Citalopram and venlafaxine are among the weakest inhibitors, which is why they’re generally recommended for women on tamoxifen. Research suggests that citalopram in particular can be prescribed alongside tamoxifen with little to no effect on breast cancer recurrence risk. If you’re in this situation, the choice of antidepressant is something to discuss carefully with your oncologist.

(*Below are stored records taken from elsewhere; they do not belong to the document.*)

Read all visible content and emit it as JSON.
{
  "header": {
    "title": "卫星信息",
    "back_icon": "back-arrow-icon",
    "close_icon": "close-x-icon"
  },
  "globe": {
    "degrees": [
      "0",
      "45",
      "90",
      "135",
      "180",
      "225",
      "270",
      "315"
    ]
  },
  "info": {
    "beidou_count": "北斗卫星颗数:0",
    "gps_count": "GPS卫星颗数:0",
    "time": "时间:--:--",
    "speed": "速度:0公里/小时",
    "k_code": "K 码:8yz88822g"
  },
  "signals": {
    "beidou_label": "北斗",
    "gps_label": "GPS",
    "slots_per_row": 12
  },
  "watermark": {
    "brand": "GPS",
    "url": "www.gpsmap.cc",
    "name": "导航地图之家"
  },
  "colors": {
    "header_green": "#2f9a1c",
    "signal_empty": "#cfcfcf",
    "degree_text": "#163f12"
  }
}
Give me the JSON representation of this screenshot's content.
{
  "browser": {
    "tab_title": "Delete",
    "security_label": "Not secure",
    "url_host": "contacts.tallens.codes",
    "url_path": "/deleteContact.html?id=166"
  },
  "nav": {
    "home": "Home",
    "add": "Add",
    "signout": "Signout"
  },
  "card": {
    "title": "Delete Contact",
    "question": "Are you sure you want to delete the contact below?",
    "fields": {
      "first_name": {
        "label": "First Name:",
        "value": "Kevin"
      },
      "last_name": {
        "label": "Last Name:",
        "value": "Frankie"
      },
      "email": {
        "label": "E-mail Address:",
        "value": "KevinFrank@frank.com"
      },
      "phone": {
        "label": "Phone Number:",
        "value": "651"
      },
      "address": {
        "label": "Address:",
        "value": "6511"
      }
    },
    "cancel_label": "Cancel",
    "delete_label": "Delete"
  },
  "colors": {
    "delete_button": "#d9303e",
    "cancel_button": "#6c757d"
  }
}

What the Guidelines Recommend
The 2023 position statement from the North American Menopause Society gives SSRIs and SNRIs a Level I recommendation (the highest level, meaning good and consistent scientific evidence) for treating vasomotor symptoms without hormones. They sit alongside cognitive-behavioral therapy, clinical hypnosis, gabapentin, and fezolinetant (a newer non-antidepressant medication) as recommended options.
Notably, the same guidelines found that many popular alternatives don’t hold up. Herbal supplements, soy extracts, acupuncture, yoga, and paced breathing were all rated “not recommended” based on the available evidence. Exercise, while beneficial for general health, also didn’t show reliable effects on hot flashes specifically.
Choosing Between Options
The practical decision usually comes down to your symptom profile:
- Primarily hot flashes, no mood issues: Low-dose paroxetine (Brisdelle) is the most targeted option, with FDA approval and a low side-effect burden.
- Hot flashes plus depression: An SNRI like venlafaxine or desvenlafaxine addresses both without necessarily needing estrogen added for the mood component.
- Hot flashes plus anxiety: An SSRI like escitalopram or sertraline can handle both, though adding estrogen may improve mood outcomes.
- Taking tamoxifen: Citalopram or venlafaxine are the safest choices to avoid drug interactions.
Most women notice improvement in hot flashes within two weeks, but the full effect on mood symptoms typically takes four to six weeks, similar to treating depression in any other context. If one medication doesn’t work well or causes bothersome side effects, switching to a different one in the same class, or switching between an SSRI and SNRI, is common and often successful. The “best” antidepressant for menopause is ultimately the one that matches your specific combination of symptoms with the fewest side effects for you personally.